Minister of Agriculture John Steenhuisen announced that the department had signed a historic stone fruit trade protocol on Wednesday. Steenhuisen said that the Chinese market could unlock approximately R400 million for the agriculture industry over the next five years
Image: File THOMAS HOLDER
South Africa’s fruit industry is celebrating a major breakthrough after the Department of Agriculture signed a historic stone fruit trade protocol with China, opening the Asian market for five key fruit types — apricots, peaches, nectarines, plums, and prunes — for the first time.
The landmark deal not only enhances trade ties between South Africa and China, but also signals a new phase in agricultural diplomacy — one that promises to boost farmer incomes, create jobs, and strengthen the country’s role as a leading global fruit exporter.
Announcing the deal on Wednesday, Agriculture Minister John Steenhuisen said the agreement could unlock approximately R400 million for the sector over the next five years, with export earnings expected to double within a decade.
Steenhuisen said that the protocol marks “a major breakthrough for South African fruit producers and exporters at a time when diversification is essential for the country’s agricultural resilience.”
“We are of the view that the inaugural 2025/26 export season can generate approximately R28 million and R54m in 2026/27,” Steenhuisen said.
According to the department, this is the first time China has negotiated access for multiple stone fruit varieties from a single country under one deal. Projections indicate that exports to China are set to grow to 5% of total export volumes in 2032/2033.
South African apples gained entry to the Chinese market 10 years ago, and the pear protocol was signed in 2021, following approval by the Chinese Minister of the General Administration of Customs (GACC).
“Opening the Chinese market would allow South African producers to export more of their harvests at more sustainable prices.

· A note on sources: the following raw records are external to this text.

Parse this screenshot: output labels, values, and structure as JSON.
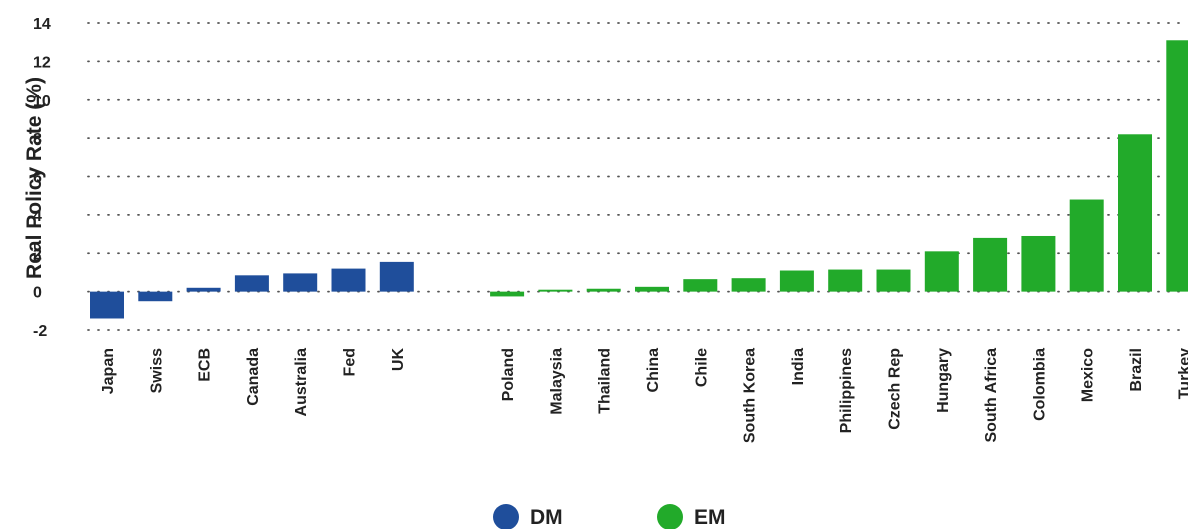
{
  "chart_data": {
    "type": "bar",
    "title": "",
    "xlabel": "",
    "ylabel": "Real Policy Rate (%)",
    "ylim": [
      -2,
      14
    ],
    "yticks": [
      -2,
      0,
      2,
      4,
      6,
      8,
      10,
      12,
      14
    ],
    "grid": "horizontal dotted",
    "legend_position": "bottom-center",
    "series": [
      {
        "name": "DM",
        "color": "#1f4e9b",
        "categories": [
          "Japan",
          "Swiss",
          "ECB",
          "Canada",
          "Australia",
          "Fed",
          "UK"
        ],
        "values": [
          -1.4,
          -0.5,
          0.2,
          0.85,
          0.95,
          1.2,
          1.55
        ]
      },
      {
        "name": "EM",
        "color": "#22aa2a",
        "categories": [
          "Poland",
          "Malaysia",
          "Thailand",
          "China",
          "Chile",
          "South Korea",
          "India",
          "Philippines",
          "Czech Rep",
          "Hungary",
          "South Africa",
          "Colombia",
          "Mexico",
          "Brazil",
          "Turkey"
        ],
        "values": [
          -0.25,
          0.1,
          0.15,
          0.25,
          0.65,
          0.7,
          1.1,
          1.15,
          1.15,
          2.1,
          2.8,
          2.9,
          4.8,
          8.2,
          13.1
        ]
      }
    ],
    "legend": [
      {
        "label": "DM",
        "color": "#1f4e9b"
      },
      {
        "label": "EM",
        "color": "#22aa2a"
      }
    ]
  }
}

Stronger demand in China, together with a slight reduction in exports to other markets, are expected to drive market growth,” Steenhuisen said.
Industry body Hortgro, which represents South Africa’s deciduous fruit sector, hailed the agreement as a “game-changer” for producers.
Jacques du Preez, Hortgro's general manager for trade and markets, said orchards and packhouses have already been registered with the Department of Agriculture in anticipation of market access.
“We look forward to establishing much closer, mutually beneficial working relationships with the Chinese authorities to expedite market access between the two countries in shorter timeframes in future. We can’t wait to ship our first container of delicious, ethically produced stone fruit that complies with the strictest food safety standards to China,” Du Preez said.
Experts have welcomed the deal as a strategic step in diversifying South Africa’s trade portfolio amid shifting global dynamics.
International relations expert Dr Noluthando Phungula from UKZN said that the tariff increases against BRICS nations were likely to negatively impact global trade, economic stability, and supply chains globally.
“In South Africa, various industries will be hit the most visibly, being produced, with devastating cost consequences for producers and farms. The opening of Chinese markets can offset the challenging situation SA finds itself in following the expiration of Agoa and the proposed increased tariff,” she said.
“This new trade deal marks an important milestone in terms of Pretoria’s ability to lead dialogue on diversifying trade away from the US.”
Professor Waldo Krugell, an economist at North-West University, agreed, saying the move demonstrates how government diplomacy can open markets that the private sector cannot access alone.
“The private sector cannot open a door like this, but with such a protocol in place, this becomes a realistic export opportunity. There is still a lot of work for exporters to do to develop the new market, but the protocol will make a major difference,” Krugell said.
Professor Bonke Dumisa, an independent economist, said that any new market was worth pursuing in filling the gaps that may be caused by the end of the Agoa agreement.